Кто сидел на моем стуле и пил из моей чашки?
— К тому же тебе вообще будет интересно с ним поговорить, — звучал в трубке милый хрипловатый голос Пилар. — Потому что в архиве еще имеются два письма к Кордовере от его сыновей-близнецов.
— Каких близнецов?
— Ну, вот. Проснулся. Близнецов, сыновей его. И один из них, знаешь, тоже твой токайо. Тоже — Саккариас. Второй — Мануэль. Письма странные, с какого-то острова в Карибском море. И писаны не на испанском, а на другом языке… Хесус говорит, что это может быть ладино… ну, такой язык испанских евреев, вроде идиша, только основа — старо-кастильский, с добавлением древнееврейских и тюркских слов. Он собирается дать перевести эти письма какому-то специалисту в Мадриде, но уверяет, что и сейчас понятно, что эти два братца были пиратами.
— Что-что?!
Она засмеялась:
— Видишь, сколько забавного ты от меня услышал. Да, погоди, пока не забыла. Отчего Хесус думает про пиратов: в этих письмах дважды упоминаются инициалы М.К.Э. Хесус уверяет, что это наверняка Моше Коэн Энрикес, гроза испанских торговых караванов, знаменитый пират, сефард, потомок изгнанных, который плавал на кораблях голландской Ост-Индской компании и мстил инквизиции и испанской короне за гибель семьи… По времени все совпадает, и Хесус уверен, что эти ребята, близнецы, плавали с Энрикесом. К тому же в письмах вверху каждой страницы есть знак: рисованный от руки галеон.
— Галеон? Ты сказала — галеон?
Почему со дна его памяти всплыло иссохшее лицо смертельно больного дяди Сёмы? Втянутые щеки, длинная редкая седина библейского патриарха на подушке… Почему он вспомнил эту седину при слове «пират»? Надо бы разобраться и как-то рассортировать весь этот бред. К тому же, как всегда, путается в измученной памяти вечный его кошмар: наследный кубок со своим корабликом. Ах, не до того, не до того мне сейчас, дорогой ты мой! Плыви себе восвояси…

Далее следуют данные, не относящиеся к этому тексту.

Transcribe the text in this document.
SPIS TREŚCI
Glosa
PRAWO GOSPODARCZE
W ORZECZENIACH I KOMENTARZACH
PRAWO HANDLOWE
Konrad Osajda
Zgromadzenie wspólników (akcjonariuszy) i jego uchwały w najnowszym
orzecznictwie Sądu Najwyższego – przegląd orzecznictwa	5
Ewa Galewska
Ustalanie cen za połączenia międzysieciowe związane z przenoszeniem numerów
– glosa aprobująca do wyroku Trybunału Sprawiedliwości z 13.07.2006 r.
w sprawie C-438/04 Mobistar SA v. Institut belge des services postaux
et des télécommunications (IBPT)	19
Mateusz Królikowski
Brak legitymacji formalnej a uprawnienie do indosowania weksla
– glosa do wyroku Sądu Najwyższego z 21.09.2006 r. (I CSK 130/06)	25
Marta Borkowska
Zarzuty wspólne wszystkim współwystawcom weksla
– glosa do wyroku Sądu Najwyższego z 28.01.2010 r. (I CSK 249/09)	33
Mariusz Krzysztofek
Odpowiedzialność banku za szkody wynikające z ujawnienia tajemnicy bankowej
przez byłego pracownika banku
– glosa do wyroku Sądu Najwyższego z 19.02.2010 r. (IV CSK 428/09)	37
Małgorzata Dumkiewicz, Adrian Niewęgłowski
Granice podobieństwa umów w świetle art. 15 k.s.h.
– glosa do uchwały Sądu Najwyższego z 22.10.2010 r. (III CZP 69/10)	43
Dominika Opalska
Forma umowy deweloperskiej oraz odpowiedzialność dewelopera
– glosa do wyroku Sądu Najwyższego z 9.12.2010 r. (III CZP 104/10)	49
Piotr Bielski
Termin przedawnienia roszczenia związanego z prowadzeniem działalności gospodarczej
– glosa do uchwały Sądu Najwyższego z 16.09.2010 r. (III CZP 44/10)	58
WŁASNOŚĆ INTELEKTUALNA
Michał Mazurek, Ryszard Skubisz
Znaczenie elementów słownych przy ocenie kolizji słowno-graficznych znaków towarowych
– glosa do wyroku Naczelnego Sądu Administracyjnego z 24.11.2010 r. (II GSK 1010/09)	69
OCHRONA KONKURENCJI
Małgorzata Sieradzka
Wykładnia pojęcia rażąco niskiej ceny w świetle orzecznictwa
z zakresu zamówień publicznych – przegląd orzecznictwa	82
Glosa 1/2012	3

— Я обязательно позвоню Хесусу, — терпеливо пообещал он, обводя комнату обыскивающим взглядом.
Собраться надо, вот что. Собраться и сматываться отсюда, как можно скорее. Значит, не напрасно ему чудились вчера преследователи. Черт бы побрал эти законы, по которым нельзя прихватить с собой на мирную зарубежную прогулку невинного дружка «Глока». Моего малютку-пацифиста.
— Саккариас… — проговорила девушка, помолчав. — Не думай, что я стану допекать тебя. Только скажи — мы еще увидимся, хотя б когда-нибудь?